Lettre de J.N.D. no 85 - ME 1893 page 477

à Mme B.

Toronto (Canada) 18..

Dans toutes nos peines, les consolations du Seigneur nous fortifient et nous soutiennent. Si l'homme extérieur dépérit, l'homme intérieur se renouvelle de jour en jour. J'espère que vous jouissez de la paix; Christ a fait la paix, une paix parfaite par le sang de sa croix; et dans toutes les choses où nous nous sommes éloignés de lui, il restaure l'âme. Si notre âme est tout à fait ouverte devant lui, nous trouvons qu'il la retrempe dans sa grâce.

J'ai été très malade moi-même, fatigué de travaux à New York.
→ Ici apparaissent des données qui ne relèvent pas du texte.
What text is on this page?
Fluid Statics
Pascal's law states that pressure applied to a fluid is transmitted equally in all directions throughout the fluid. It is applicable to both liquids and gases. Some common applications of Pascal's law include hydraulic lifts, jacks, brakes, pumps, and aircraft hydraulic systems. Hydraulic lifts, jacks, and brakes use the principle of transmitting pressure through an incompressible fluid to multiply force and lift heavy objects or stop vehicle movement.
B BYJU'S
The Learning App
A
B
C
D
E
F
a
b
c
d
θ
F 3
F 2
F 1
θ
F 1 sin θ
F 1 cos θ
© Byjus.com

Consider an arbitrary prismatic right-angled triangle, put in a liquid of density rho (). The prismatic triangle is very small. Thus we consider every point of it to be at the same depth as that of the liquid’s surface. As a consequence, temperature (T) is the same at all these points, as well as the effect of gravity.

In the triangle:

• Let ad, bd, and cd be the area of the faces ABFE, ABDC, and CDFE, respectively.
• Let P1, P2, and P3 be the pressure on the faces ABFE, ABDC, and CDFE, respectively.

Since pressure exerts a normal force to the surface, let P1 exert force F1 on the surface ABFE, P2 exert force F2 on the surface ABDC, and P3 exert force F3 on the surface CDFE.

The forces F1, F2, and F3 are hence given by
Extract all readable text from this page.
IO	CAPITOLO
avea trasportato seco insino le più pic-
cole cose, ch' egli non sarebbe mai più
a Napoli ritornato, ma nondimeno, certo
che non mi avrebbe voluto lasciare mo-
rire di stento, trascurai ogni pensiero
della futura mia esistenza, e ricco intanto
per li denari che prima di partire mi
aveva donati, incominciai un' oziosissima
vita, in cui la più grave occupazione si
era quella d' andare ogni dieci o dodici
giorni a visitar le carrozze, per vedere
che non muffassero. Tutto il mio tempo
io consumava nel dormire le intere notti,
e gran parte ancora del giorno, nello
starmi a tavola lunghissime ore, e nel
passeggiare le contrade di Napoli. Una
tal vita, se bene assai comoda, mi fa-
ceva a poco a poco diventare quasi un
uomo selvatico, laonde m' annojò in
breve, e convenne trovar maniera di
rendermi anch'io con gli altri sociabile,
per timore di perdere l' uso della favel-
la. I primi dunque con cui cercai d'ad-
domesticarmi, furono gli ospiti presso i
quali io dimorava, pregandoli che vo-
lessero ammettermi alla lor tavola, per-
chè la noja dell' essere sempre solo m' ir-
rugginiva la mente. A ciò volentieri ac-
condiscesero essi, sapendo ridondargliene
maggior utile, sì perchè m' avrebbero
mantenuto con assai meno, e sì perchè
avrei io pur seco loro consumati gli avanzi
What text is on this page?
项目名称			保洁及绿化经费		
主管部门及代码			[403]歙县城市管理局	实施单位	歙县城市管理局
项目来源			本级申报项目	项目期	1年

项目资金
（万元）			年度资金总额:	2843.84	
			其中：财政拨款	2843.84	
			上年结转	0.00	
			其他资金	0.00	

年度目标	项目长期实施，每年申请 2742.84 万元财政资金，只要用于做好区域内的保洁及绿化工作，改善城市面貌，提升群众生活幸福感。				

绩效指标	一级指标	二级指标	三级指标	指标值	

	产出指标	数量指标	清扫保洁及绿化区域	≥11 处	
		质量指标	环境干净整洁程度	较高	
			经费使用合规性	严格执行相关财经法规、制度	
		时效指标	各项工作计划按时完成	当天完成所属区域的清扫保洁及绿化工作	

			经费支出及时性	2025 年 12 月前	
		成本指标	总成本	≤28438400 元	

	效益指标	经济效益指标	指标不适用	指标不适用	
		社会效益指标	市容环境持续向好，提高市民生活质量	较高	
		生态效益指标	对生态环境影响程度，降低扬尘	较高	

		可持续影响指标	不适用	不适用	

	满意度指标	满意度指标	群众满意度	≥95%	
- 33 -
J'ai été atteint d'une inflammation violente du poumon, mais au fond c'était le surcroît de fatigue. Pendant deux jours, je ne savais si je me remettrais. J'ai repassé ce qui a occupé mon esprit ces derniers temps, puis j'ai pu beaucoup adorer Dieu en lui-même, et penser à ce que je sentirais si le Seigneur était là devant moi, ce qui, par la grâce, m'a été fort précieux. Une chose est toujours certaine: Il est amour et bonté, et plein de compassion pour nous. Regardez à Lui, — je ne doute pas que vous ne le fassiez, — et vous en serez illuminée; et, tout en vous sondant comme il le fait toujours, il vous révélera toute la plénitude de sa grâce.